Earlier today we reported on a change in how Digg handles URL redirects from its URL shortening service called DiggBar. Users of the service are not happy – links are now sometimes going to Digg’s summary of the story instead of the story itself. The term “Bait and Switch” is being thrown around liberally, and Digg founder Kevin Rose is steering himself right out of the mess.

Before the change, a shortened URL would point to the underlying URL (example). If the person clicking was a logged in Digg user they got the Digg toolbar on top with stats and the ability to Digg the story. If they were not a logged in Digg user the short URL simply redirected to the original URL, which is how most other URL shorteners work.

Now it’s different. Logged in users still see the DiggBar. But non-Digg users get redirected right to the Digg page about that story. In the example above, they’d be directed here.

The reason for this?

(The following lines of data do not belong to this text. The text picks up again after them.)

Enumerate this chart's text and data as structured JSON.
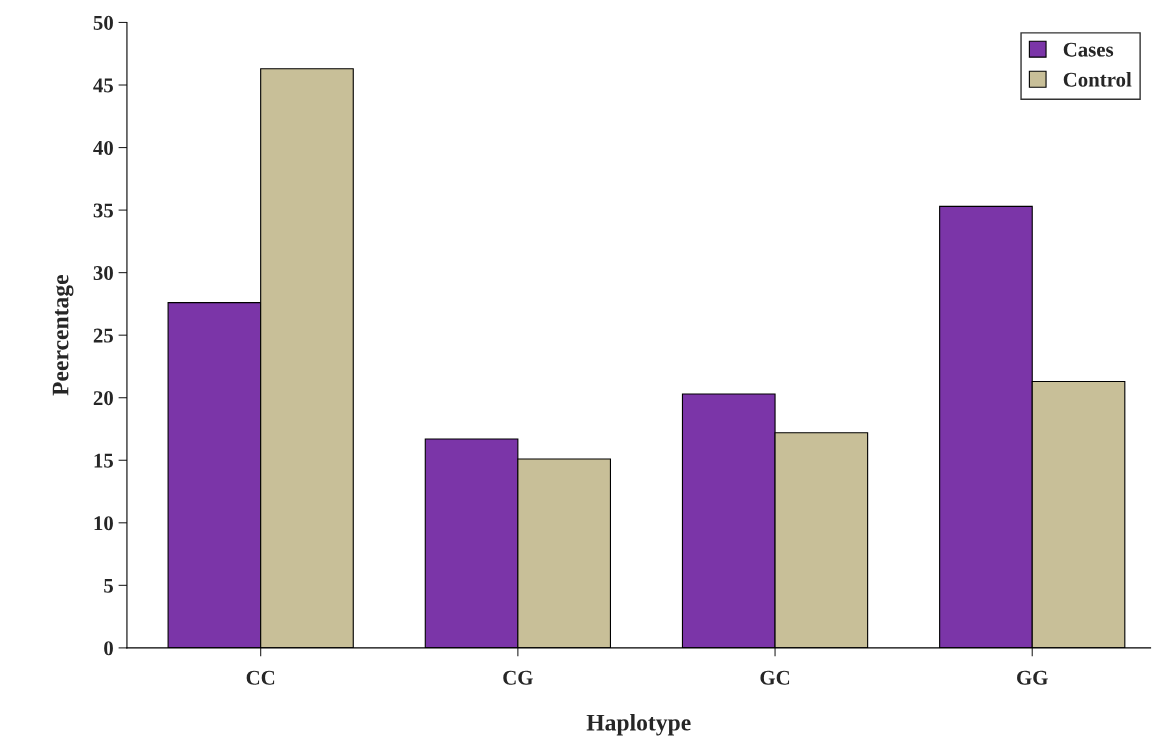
{
  "chart_data": {
    "type": "bar",
    "xlabel": "Haplotype",
    "ylabel": "Peercentage",
    "categories": [
      "CC",
      "CG",
      "GC",
      "GG"
    ],
    "series": [
      {
        "name": "Cases",
        "color": "#7b35a8",
        "values": [
          27.6,
          16.7,
          20.3,
          35.3
        ]
      },
      {
        "name": "Control",
        "color": "#c8bf98",
        "values": [
          46.3,
          15.1,
          17.2,
          21.3
        ]
      }
    ],
    "ylim": [
      0,
      50
    ],
    "yticks": [
      0,
      5,
      10,
      15,
      20,
      25,
      30,
      35,
      40,
      45,
      50
    ],
    "grid": false,
    "legend": "top right"
  }
}
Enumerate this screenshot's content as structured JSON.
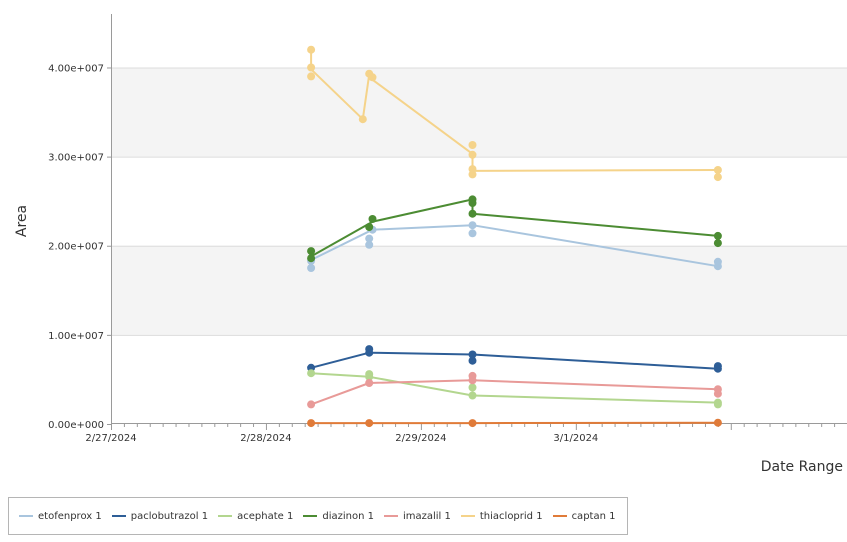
{
  "chart_data": {
    "type": "line",
    "title": "",
    "xlabel": "Date Range",
    "ylabel": "Area",
    "x_ticks": [
      "2/27/2024",
      "2/28/2024",
      "2/29/2024",
      "3/1/2024"
    ],
    "x_range": [
      "2/27/2024 00:00",
      "3/2/2024 18:00"
    ],
    "y_ticks": [
      "0.00e+000",
      "1.00e+007",
      "2.00e+007",
      "3.00e+007",
      "4.00e+007"
    ],
    "ylim": [
      0,
      46000000
    ],
    "grid": "horizontal bands",
    "legend_position": "bottom-left",
    "series": [
      {
        "name": "etofenprox 1",
        "color": "#a9c5de",
        "line": [
          [
            "2/28/2024 07:00",
            18400000
          ],
          [
            "2/28/2024 16:30",
            21800000
          ],
          [
            "2/29/2024 08:00",
            22300000
          ],
          [
            "3/1/2024 22:00",
            17700000
          ]
        ],
        "points": [
          [
            "2/28/2024 07:00",
            17500000
          ],
          [
            "2/28/2024 07:00",
            18300000
          ],
          [
            "2/28/2024 16:00",
            20100000
          ],
          [
            "2/28/2024 16:00",
            20800000
          ],
          [
            "2/28/2024 16:30",
            21800000
          ],
          [
            "2/29/2024 08:00",
            22300000
          ],
          [
            "2/29/2024 08:00",
            21400000
          ],
          [
            "3/1/2024 22:00",
            17700000
          ],
          [
            "3/1/2024 22:00",
            18200000
          ]
        ]
      },
      {
        "name": "paclobutrazol 1",
        "color": "#2e5e97",
        "line": [
          [
            "2/28/2024 07:00",
            6300000
          ],
          [
            "2/28/2024 16:00",
            8000000
          ],
          [
            "2/29/2024 08:00",
            7800000
          ],
          [
            "3/1/2024 22:00",
            6200000
          ]
        ],
        "points": [
          [
            "2/28/2024 07:00",
            6300000
          ],
          [
            "2/28/2024 16:00",
            8000000
          ],
          [
            "2/28/2024 16:00",
            8400000
          ],
          [
            "2/29/2024 08:00",
            7800000
          ],
          [
            "2/29/2024 08:00",
            7100000
          ],
          [
            "3/1/2024 22:00",
            6200000
          ],
          [
            "3/1/2024 22:00",
            6500000
          ]
        ]
      },
      {
        "name": "acephate 1",
        "color": "#b3d68f",
        "line": [
          [
            "2/28/2024 07:00",
            5700000
          ],
          [
            "2/28/2024 16:00",
            5300000
          ],
          [
            "2/29/2024 08:00",
            3200000
          ],
          [
            "3/1/2024 22:00",
            2400000
          ]
        ],
        "points": [
          [
            "2/28/2024 07:00",
            5700000
          ],
          [
            "2/28/2024 16:00",
            5300000
          ],
          [
            "2/28/2024 16:00",
            5600000
          ],
          [
            "2/29/2024 08:00",
            4100000
          ],
          [
            "2/29/2024 08:00",
            3200000
          ],
          [
            "3/1/2024 22:00",
            2400000
          ],
          [
            "3/1/2024 22:00",
            2200000
          ]
        ]
      },
      {
        "name": "diazinon 1",
        "color": "#4c8c33",
        "line": [
          [
            "2/28/2024 07:00",
            18800000
          ],
          [
            "2/28/2024 16:30",
            22700000
          ],
          [
            "2/29/2024 08:00",
            25200000
          ],
          [
            "2/29/2024 08:00",
            23600000
          ],
          [
            "3/1/2024 22:00",
            21100000
          ]
        ],
        "points": [
          [
            "2/28/2024 07:00",
            19400000
          ],
          [
            "2/28/2024 07:00",
            18600000
          ],
          [
            "2/28/2024 16:00",
            22100000
          ],
          [
            "2/28/2024 16:30",
            23000000
          ],
          [
            "2/29/2024 08:00",
            25200000
          ],
          [
            "2/29/2024 08:00",
            24800000
          ],
          [
            "2/29/2024 08:00",
            23600000
          ],
          [
            "3/1/2024 22:00",
            21100000
          ],
          [
            "3/1/2024 22:00",
            20300000
          ]
        ]
      },
      {
        "name": "imazalil 1",
        "color": "#e89a98",
        "line": [
          [
            "2/28/2024 07:00",
            2200000
          ],
          [
            "2/28/2024 16:00",
            4600000
          ],
          [
            "2/29/2024 08:00",
            4900000
          ],
          [
            "3/1/2024 22:00",
            3900000
          ]
        ],
        "points": [
          [
            "2/28/2024 07:00",
            2200000
          ],
          [
            "2/28/2024 16:00",
            4600000
          ],
          [
            "2/29/2024 08:00",
            5400000
          ],
          [
            "2/29/2024 08:00",
            4900000
          ],
          [
            "3/1/2024 22:00",
            3900000
          ],
          [
            "3/1/2024 22:00",
            3400000
          ]
        ]
      },
      {
        "name": "thiacloprid 1",
        "color": "#f5d38a",
        "line": [
          [
            "2/28/2024 07:00",
            41800000
          ],
          [
            "2/28/2024 07:00",
            39800000
          ],
          [
            "2/28/2024 15:00",
            34200000
          ],
          [
            "2/28/2024 16:00",
            39200000
          ],
          [
            "2/28/2024 16:00",
            38900000
          ],
          [
            "2/29/2024 08:00",
            30300000
          ],
          [
            "2/29/2024 08:00",
            28400000
          ],
          [
            "3/1/2024 22:00",
            28500000
          ]
        ],
        "points": [
          [
            "2/28/2024 07:00",
            42000000
          ],
          [
            "2/28/2024 07:00",
            40000000
          ],
          [
            "2/28/2024 07:00",
            39000000
          ],
          [
            "2/28/2024 15:00",
            34200000
          ],
          [
            "2/28/2024 16:00",
            39300000
          ],
          [
            "2/28/2024 16:30",
            38900000
          ],
          [
            "2/29/2024 08:00",
            31300000
          ],
          [
            "2/29/2024 08:00",
            30200000
          ],
          [
            "2/29/2024 08:00",
            28600000
          ],
          [
            "2/29/2024 08:00",
            28000000
          ],
          [
            "3/1/2024 22:00",
            28500000
          ],
          [
            "3/1/2024 22:00",
            27700000
          ]
        ]
      },
      {
        "name": "captan 1",
        "color": "#e07b39",
        "line": [
          [
            "2/28/2024 07:00",
            100000
          ],
          [
            "2/28/2024 16:00",
            100000
          ],
          [
            "2/29/2024 08:00",
            100000
          ],
          [
            "3/1/2024 22:00",
            150000
          ]
        ],
        "points": [
          [
            "2/28/2024 07:00",
            100000
          ],
          [
            "2/28/2024 16:00",
            100000
          ],
          [
            "2/29/2024 08:00",
            100000
          ],
          [
            "3/1/2024 22:00",
            150000
          ]
        ]
      }
    ]
  }
}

Digg clearly wants more unique visitors. Before they only “kept” people who were already using Digg and logged in. People who didn’t use Digg never hit the site. With this change all those non-Digg users are now hitting Digg.com and racking up the user stats.

I actually think this is extremely shortsighted of DIgg. Competitor Bit.ly (and they may be Digg’s biggest direct competitor soon) has a clean experience that is predictable and creates user trust. With Digg, you can’t be sure where people will end up once they click the URL. And the constantly changing policies only add to the uncertainty.

As we wrote previously, people are not happy. And Kevin Rose, fresh off a two week vacation, says he had no idea the change was happening. In a Twitter message an hour ago, he said “just now reading the digg short url discussion, I was not aware this changed and will check in on it tomorrow (was on vacation for 2 weeks).”

Translation: He’s not happy (otherwise he wouldn’t disagree with a new policy publicly). Look for a reversal on this policy sometime soon.